The push towards legalizing marijuana in South Korea is gaining steam as more than 1,500 people join together and form an online petition that will be delivered to the presidential office on Nov. 29. The goal is to have 200,000 signatures by the closing date. With not much time left for the petition to be signed, people seem to be doing whatever they can to draw attention to the cause and get others to support the recreational and medical use of marijuana.
The petition, which can be found on Cheong Wa Dae’s site, was originally launched on Oct. 30. As for the person who started the petition, well, he has decided to remain anonymous outside of a very brief introduction. He describes himself as being in his mid-20s and was caught purchasing and then carrying marijuana in South Korea, so he is now under police probation.
Global Trends Seem to Be Leading the Way
It seems as though global trends helped to create the petition in the first place, as the original petitioner describes in his introduction. Korea put an end to marijuana in the 1970s during the Park Chung-hee administration, even though it had been a popular drug at the time. The petitioner points out the various countries that are starting to legalize it, including the US, where 29 states have now allowed for the sale of medical marijuana. Some of these states have also legalized recreational use of marijuana.
In hopes of changing the government’s position, the petitioner has also pointed out what a lucrative industry it could be. In the US, sales are expected to reach $20.2 billion by the year 2021.
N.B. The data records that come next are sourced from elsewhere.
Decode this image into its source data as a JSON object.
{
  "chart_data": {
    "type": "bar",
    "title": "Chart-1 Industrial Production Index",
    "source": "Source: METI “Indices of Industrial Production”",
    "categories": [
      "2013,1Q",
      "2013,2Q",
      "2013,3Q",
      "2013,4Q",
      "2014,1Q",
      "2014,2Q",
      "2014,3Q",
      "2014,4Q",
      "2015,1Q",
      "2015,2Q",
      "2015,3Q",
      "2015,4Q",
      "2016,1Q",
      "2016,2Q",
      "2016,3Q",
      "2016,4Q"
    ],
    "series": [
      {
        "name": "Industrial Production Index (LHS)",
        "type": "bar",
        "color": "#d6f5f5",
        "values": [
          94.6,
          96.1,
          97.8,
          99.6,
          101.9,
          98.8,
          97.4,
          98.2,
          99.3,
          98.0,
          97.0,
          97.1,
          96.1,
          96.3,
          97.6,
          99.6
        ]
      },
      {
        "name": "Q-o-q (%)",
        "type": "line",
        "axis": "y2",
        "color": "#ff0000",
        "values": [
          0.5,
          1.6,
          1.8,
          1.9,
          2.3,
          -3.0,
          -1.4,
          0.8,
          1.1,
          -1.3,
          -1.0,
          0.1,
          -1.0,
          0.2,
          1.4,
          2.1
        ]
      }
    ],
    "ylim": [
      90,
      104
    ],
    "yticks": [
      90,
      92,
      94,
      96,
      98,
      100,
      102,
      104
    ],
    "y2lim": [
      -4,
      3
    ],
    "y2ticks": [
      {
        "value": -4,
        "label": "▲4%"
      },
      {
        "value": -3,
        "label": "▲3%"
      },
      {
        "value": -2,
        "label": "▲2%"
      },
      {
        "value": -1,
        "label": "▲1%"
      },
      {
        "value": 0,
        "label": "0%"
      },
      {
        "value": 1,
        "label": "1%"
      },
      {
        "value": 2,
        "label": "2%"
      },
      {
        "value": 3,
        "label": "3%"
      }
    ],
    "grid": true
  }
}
City Wants It to Be Legalized for Folk Tradition
While many are focusing on the medicinal and recreational consumption of marijuana, the city of Andong in Gyeongsang Province is looking to have marijuana legalized for a whole different reason. The city practices the folk traditions of Confucian, which uses marijuana for medicinal purposes.
It also has a history with Andong-po, which is a handmade fabric that requires hemp as its main ingredient. Without hemp, they aren’t able to go about making this traditional fabric. While there was land designated for hemp production, the amount of land available has decreased significantly over the past 10 years, leaving farmers very little to work with. The city argues that they need to be able to grow more hemp to further the cloth-making industry.
At this point, there is a planned open public forum that will take place during the month of November. It is expected that a number of private organizations will also be on-hand to put their viewpoint forward.
A Drug-Free Nation No More?
As the number of petitioners continues to grow and more people appeal to the South Korean government to legalize marijuana, it could be that the drug-free nation may be about to change. Clearly, there is still much to be debated and discussed on both sides before any sort of agreement or path forward can be laid out.